Shell & Tube
Dryplus shell-and-tube evaporators are designed for air conditioning, refrigeration and industrial process cooling/heating systems. They can be used with all HCFC and HFC refrigerants at operating temperatures ranging from -40°C to 90°C.
This range of dry-expansion evaporators consists of a wide selection of Dryplus-3 units, supplemented by special Dryplus-E models especially for large-scale air-conditioning and refrigeration installations.
Dryplus-3 evaporators are widely used as air-conditioning coolers, refrigeration brine coolers and process cooling evaporators, as well as being ideal for use in heat pump applications. These robust, reliable units are suitable for use with all HCFC and HFC refrigerants, and are currently available in 25 sizes, with one, two, three or four refrigerant circuits and cooling capacities of 18–1500 kW.
Dryplus-E units are specially designed to meet high Coefficient of Performance (COP) requirements in large industrial, commercial and HVAC installations – such as where year-round cooling is needed. They are optimized for high-efficiency duties using R134a as refrigerant, making it possible to comply with stringent environmental standards.
Dryplus-E evaporators are designed for exceptional efficiency even at partial loads. They are available with cooling capacities of up to 1420 kW and with one, two, three or four refrigerant circuits.
- How It Works
- EF How It Works
How It Works
This type of evaporator is basically a heat exchanger that uses the well-known shell-and-tube principle to achieve the desired effect. It consists of a pressure vessel (the shell) with a bundle of tubes inside it. The primary fluid (the refrigerant) flows through these tubes, while the secondary fluid (normally water or anti-freeze brine) flows over the tubes (through the shell) in order to bring about heat transfer from one fluid to the other. The tube bundle can consist of different types of tubes – copper inner-finned, stainless steel, carbon steel or copper-nickel
Dryplus units are dry-expansion evaporators, designed for use as one component in cooling systems that consist of a compressor, a condenser, an evaporator and an expansion valve. The two-phase refrigerant arrives at the evaporator from the expansion valve. It then flows inside the tubes and evaporates as it absorbs heat from the surrounding secondary fluid, which is cooled down by this heat loss.
The final part of the tube run is used to superheat the refrigerant. This is done because the refrigerant must always arrive at the compressor in vapour form in order to ensure the most efficient cooling possible. Specially designed baffles are used on the shell side in order to boost heat transfer efficiency still further.

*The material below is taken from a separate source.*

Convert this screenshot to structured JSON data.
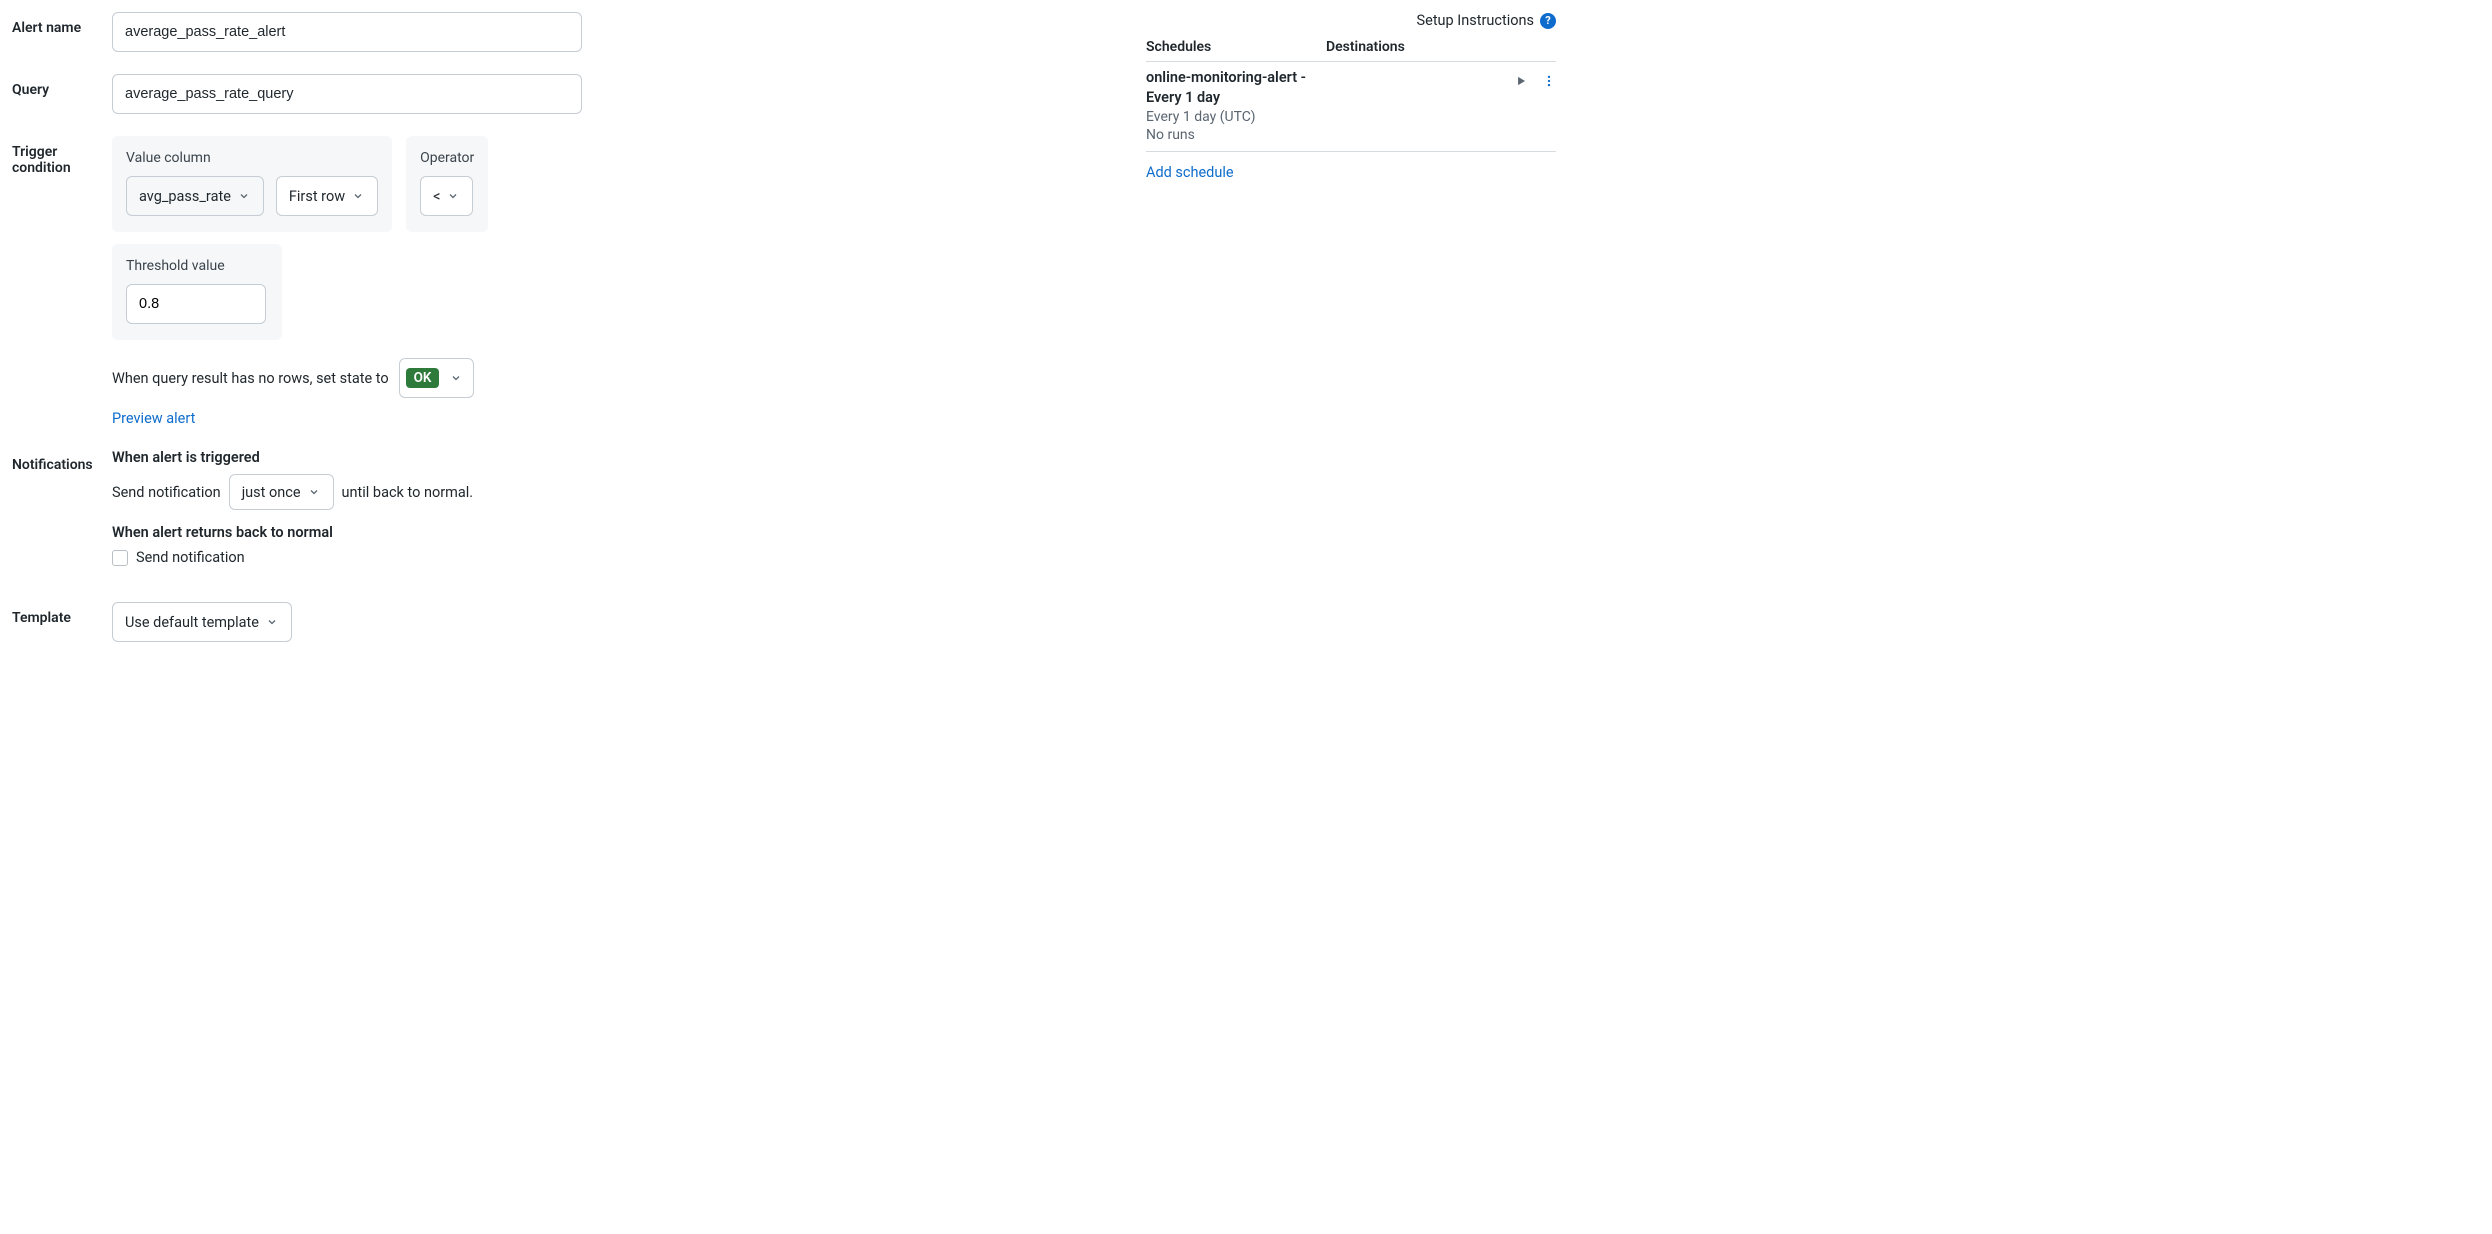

EF flooded evaporators Alfa Laval's series of flooded evaporators in the capacity range 200-1100 kW are designed to achieve the highest evaporation temperatures available in the industry in combination with oil-free compressors.
Heavy year-round air conditioning and process cooling increase demand for energy-efficient solutions at full and partial load.The aim of this evaporator concept is to maximize performance in terms of the power consumption of the compressor versus the achieved cooling capacity.
While a normal water-cooled chiller can ensure a coefficient of performance (COP) value around 5, EF flooded evaporators in combination with oil-free compressors can ensure COP values beyond 6 at full load. This efficient performance results in notably lower energy consumption in comparison with a traditional screw chiller. The EF series includes four evaporator models ranging from 225 kW (64 RT) to 1100 kW (313 RT) nominal cooling capacity in the single and double refrigerant circuit version.
This flooded evaporator series was specifically designed to operate with oil-free compressors and should not be used with other compressors.
EF flooded evaporator models are equipped with:
- Integrated separator, which permits no external vessel
- Optimal refrigerant distribution and tube geometry, preventing preferential flows
- Water-side low pressure drop design
- Global compactness, which reduces the footprint of the chiller and the refrigerant charge
The evaporator standard equipment includes compressor supports, welded feet and refrigerant sight glasses. Options like thermal insulation and liquid level management are available as non-standard alternatives (AISI316L for the water-side or Cu/Ni 90/10 for tubes).
EF How It works
Liquid refrigerant coming from the condenser enters the evaporator through a connection located underneath the shell. A distribution plate helps the refrigerant to flood the refrigerant circuit up to the highest row of tubes – normally placed at half of the shell height – avoiding preferential paths.
When the refrigerant makes contact with the tubes, it is boiling. The evaporation process is completed as refrigerant vapour, including some liquid residual, ascends towards the compressor. The upper distribution plate blocks any remaining liquid droplets, thereby fully protecting the compressor.